« On n’est pas chez les bisounours »
est une réaction que j’entends très souvent dès que j’ose plaider pour plus de
bienveillance dans les relations professionnelles au sein de l’entreprise. Or,
bienveillance et exigence ne s’excluent pas mutuellement, bien au contraire.
La bienveillance a mauvaise
presse en entreprise.
D’abord, on la confond en général
avec la gentillesse, curieusement plus à la mode, elle, comme en témoigne la
« journée de la gentillesse au travail » récemment décrétée par
Psychologie Magazine (1). Or à mon sens, c’est assez différent.
Etre gentil, c’est vouloir faire
plaisir à l’autre, répondre à ses attentes.
Etre bienveillant, même si
l’étymologie du mot (« vouloir le bien ») nous rapproche de la
gentillesse, consiste avant tout selon moi à faire l’effort de garder quelles
que soient les circonstances un regard positif, un préjugé favorable sur
l’autre. Par exemple, plutôt que de voir le mal ou la méchanceté dans une
erreur ou un comportement qui nous déplait chez un collègue ou un collaborateur,
c’est faire l’effort d’y voir l’ignorance (c’est-à dire l’absence réversible d’un
savoir ou d’une compétence) ou la non-conscience de l’impact de ses actes. C’est
freiner la « machine à juger » qui s’agite en chacun de nous, et voir
aussi ce qui peut nous appartenir dans le sentiment déplaisant que nous
ressentons, et dont l’autre n’est pas responsable.
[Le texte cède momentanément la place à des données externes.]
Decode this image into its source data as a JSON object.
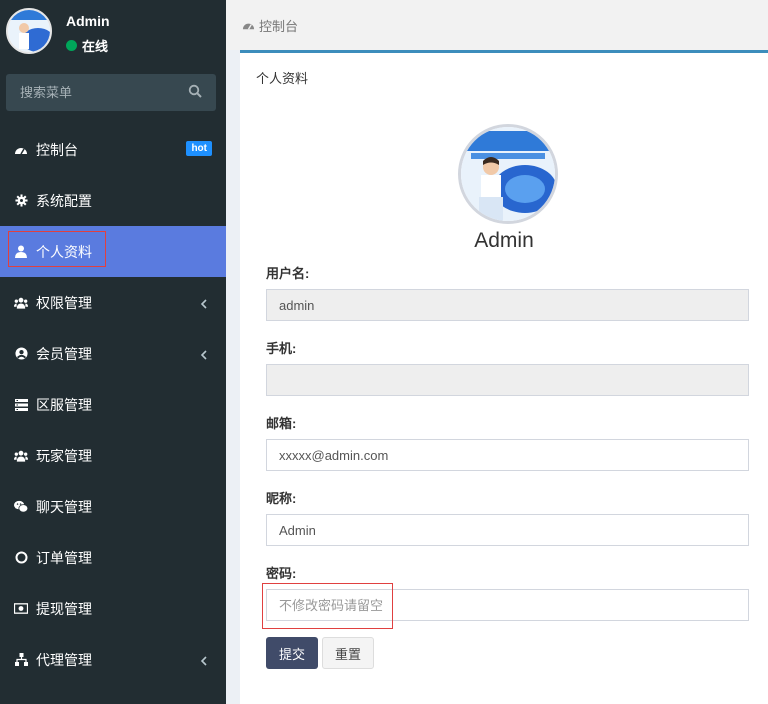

Ensuite, la bienveillance est
perçue comme antinomique de la recherche de la performance, notre veau d’or du
XXIe siècle. Elle est souvent suspectée, dans les entreprises françaises,
d’arrière-pensées manipulatoires et taxée de démagogie. A l’inverse, l’atteinte
de la performance excusant tout et la fin justifiant les moyens, une culture
d’entreprise de type « marche ou crève » est encore considérée par beaucoup
comme un gage de sérieux, de compétence et d’efficacité. Pourtant, cette quête
de la performance à tout prix ne marche qu’à court terme. Si elle peut se
justifier ponctuellement en phase de crise aigüe, elle se traduit généralement à
terme par des burnouts ou un turn-over élevé, doublé d’une mauvaise réputation
quand il s’agira de recruter des talents...
Dur avec les problèmes, doux dans
la relation
Exigence et bienveillance, loin
d’être antinomiques, sont complémentaires et liés, un surcroît de bienveillance
permettant même davantage d’exigence « saine ». Les deux doivent
aller de pair. Tout est question de dosage et d’équilibre, et il s’agit
d’éviter un double écueil.
La bienveillance sans exigence
est de la complaisance, mais l’exigence sans bienveillance mène à la
persécution et au harcèlement dans des cas extrêmes. De ce que j’observe, le
risque me semble résider aujourd’hui davantage dans l’excès d’exigence (ou le
déficit de bienveillance), propice à l’apparition de « managers
kapos », caricature opposée de ces « managers bisounours »
fantasmés.
Ni bisounours, ni kapos :
une responsabilité qui incombe d’abord aux dirigeants
Alors, comment dépasser ce faux dilemme ?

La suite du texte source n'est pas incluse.